ADVERTISEMENT

Koalisi vs Oposisi

Senin, 27 Juni 2022 06:18 WIB

Share

ADVERTISEMENT

ADVERTISEMENT

“Kehadiran oposisi untuk mencegah kolusi, monopoli, dan oligarki serta menutup rapat peluang korupsi, bukan merongrong kekuasaan yang dapat menghambat pembangunan..” - Harmoko
 
MENCERMATI dinamika politik belakangan ini, dapat diibaratkan jika tahun ini sebagai "lamaran", tahun depan "pertunangan", dan tahun 2024 adalah "pernikahan". Tak ubahnya lamaran, akan diwarnai dengan silaturahmi, saling berkunjung satu sama lain mempererat komunikasi, sekaligus menjajaki peluang lamaran bisa dilanjutkan.

Tahun depan resmi pertunangan dengan memperkenalkan pasangan kepada publik, akan diwarnai dengan deklarasi politik untuk memperkuat bangunan koalisi (besanan politik) berikut calon pasangan (capres – cawapres) yang akan duduk di pelaminan pada 14 Februari 2024.

Lantas bagaimana setelah acara pernikahan? Jawabnya tentu kelanggengan pasangan hingga kakek – ninen. Terbangun keluarga yang harmonis, bahagia dan sejahtera. Itu pula harapan pernikahan politik pasca pilpres.

Hanya saja, dalam politik, tak ada kelanggengan pasangan. Tak ada yang abadi. “Pisah ranjang” hingga berseberangan jalan karena beda kepentingan dan tujuan adalah kenyataan. Pecah koalisi, putus sambung adalah dinamika politik yang kerap mewarnai praktik demokrasi negeri ini.

Apakah salah? Jawabnya “tidak”. Adakah yang salah? Jawabnya “ada” karena hasil koalisi tidak sesuai ekspektasi. Pasangan tersingkir dari perhelatan karena terkalahkan dari pasangan lain yang lebih diterima publik.

Jika bangunan koalisi kuat, pendukung pasangan yang tereliminasi dapat tampil sebagai partai oposisi yang disegani. Hadir sebagai kekuatan penyeimbang. Check and balance mengawal pemerintahan yang baik, good goverment, pemerintah yang akan menjalankan semua janjinya, sesuai visi dan misinya demi memajukan bangsa dan negara. Guna mewujudkan kemakmuran, keadilan dan kesejahteraan sosial yang hingga kini terukir jelas dalam cita –cita, tapi masih jauh dari realita.
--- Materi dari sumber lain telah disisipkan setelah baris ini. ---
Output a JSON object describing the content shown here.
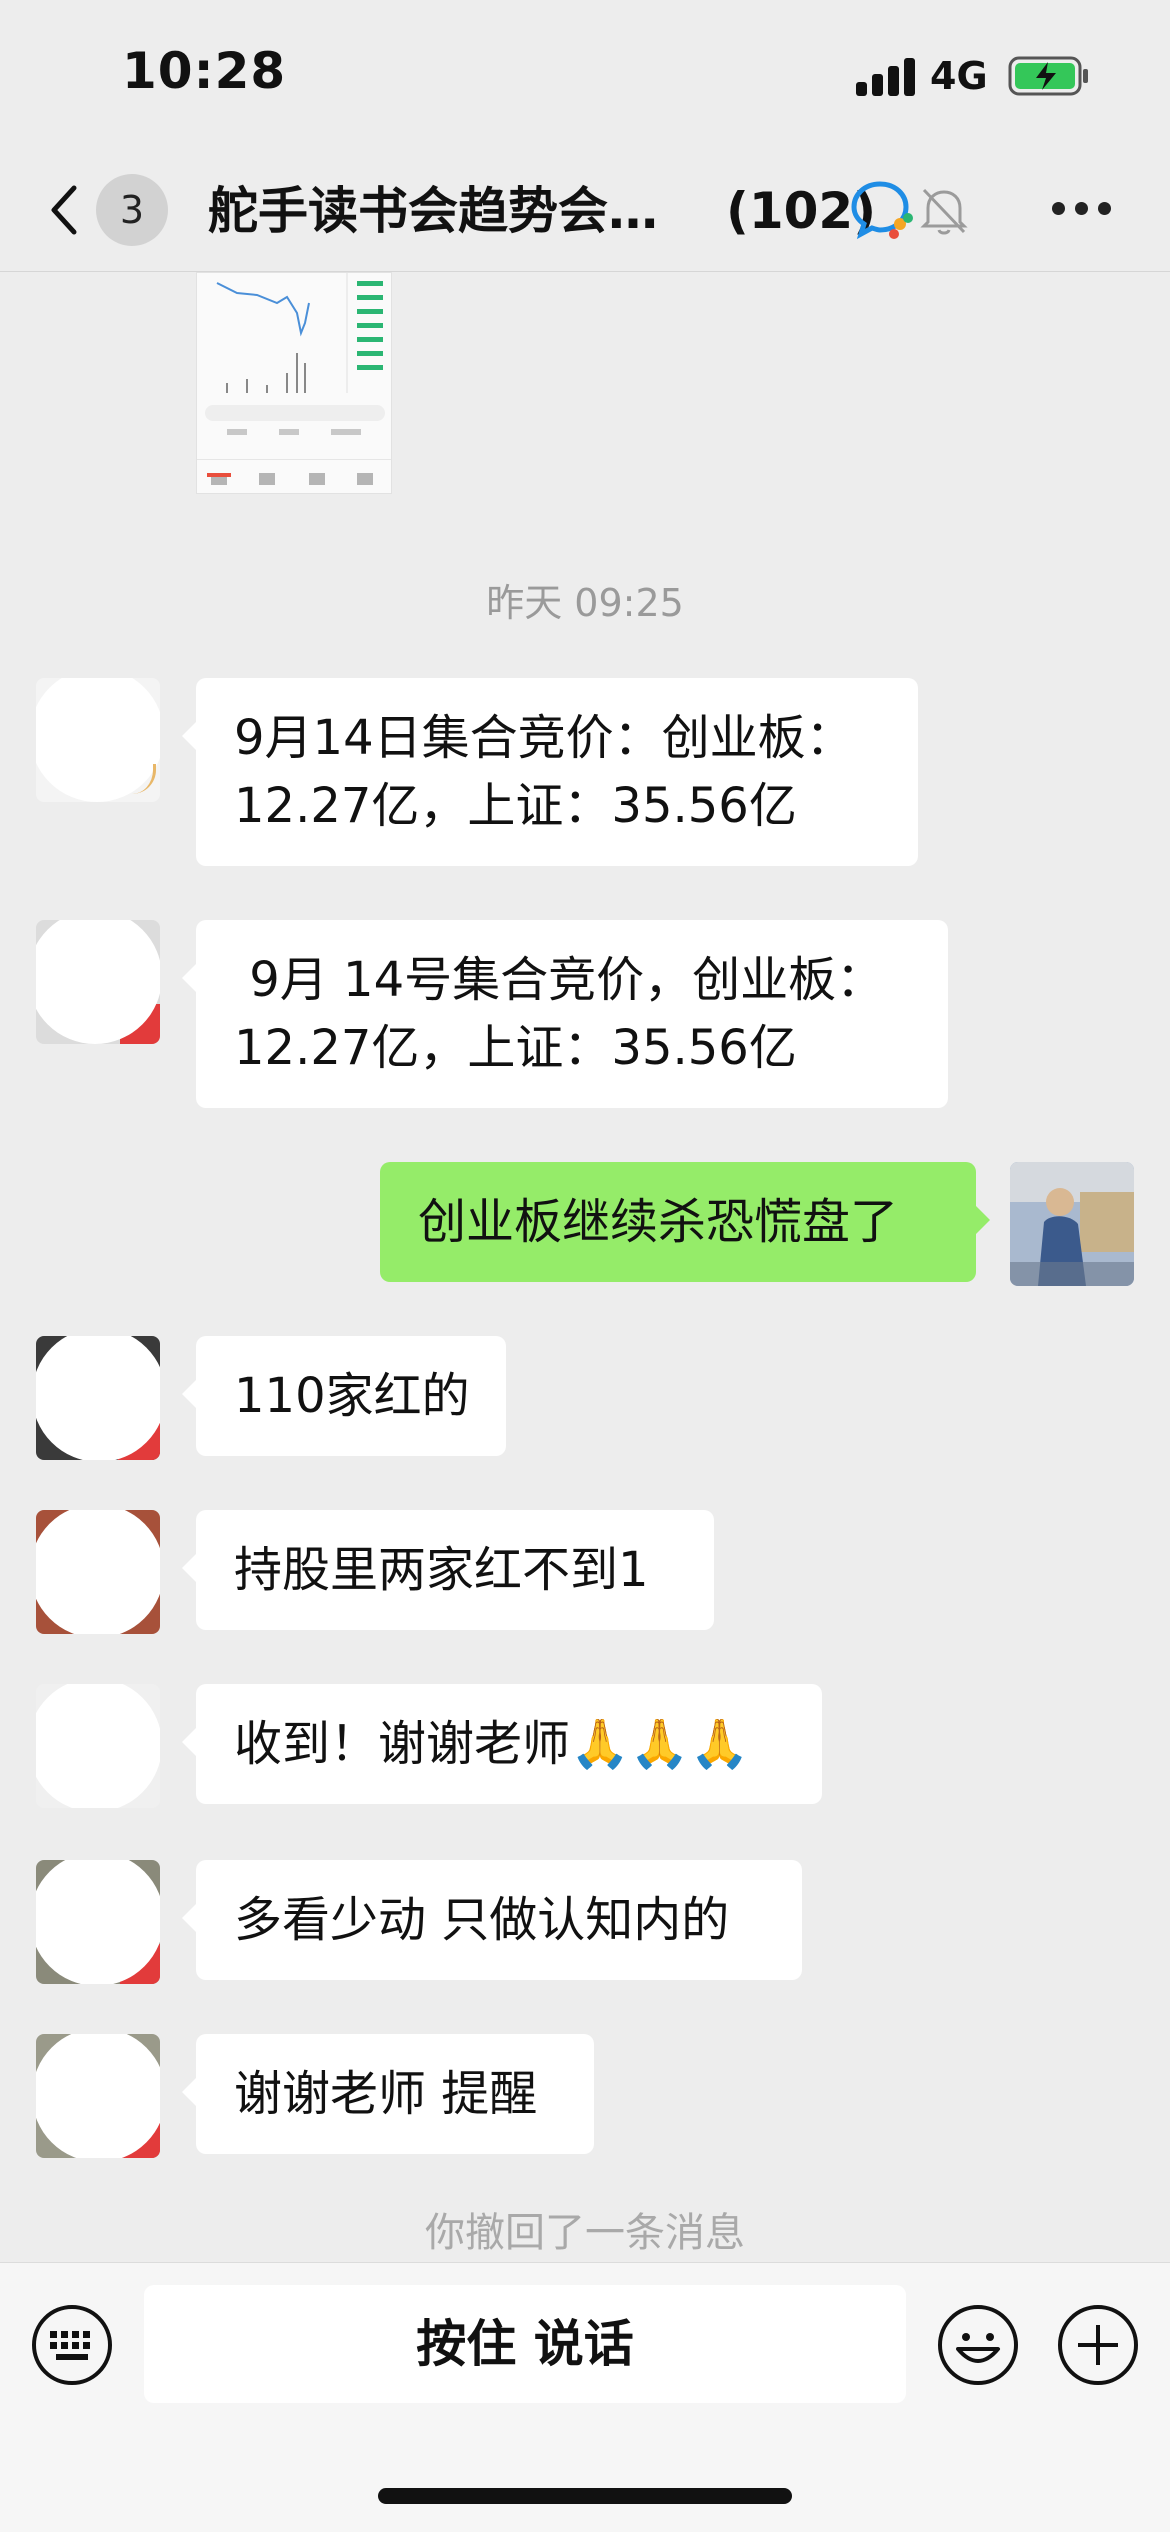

Koalisi dibutuhkan untuk membangun pemerintahan yang kuat dan hebat, tetapi oposisi tak kalah pentingnya guna mengawal jalannya
pemerintahan benar – benar berada di atas rel yang baik dan benar.

Baik bagi kemajuan bangsa , baik bagi rakyat secara keseluruhan, bukan rakyat konstituennya, bukan pula kelompok pendukungnya. Benar sebagaimana peraturan perundangan yang berlaku, bukan kebijakan yang diciptakan kemudian untuk menambah subur lingkaran koalisi. 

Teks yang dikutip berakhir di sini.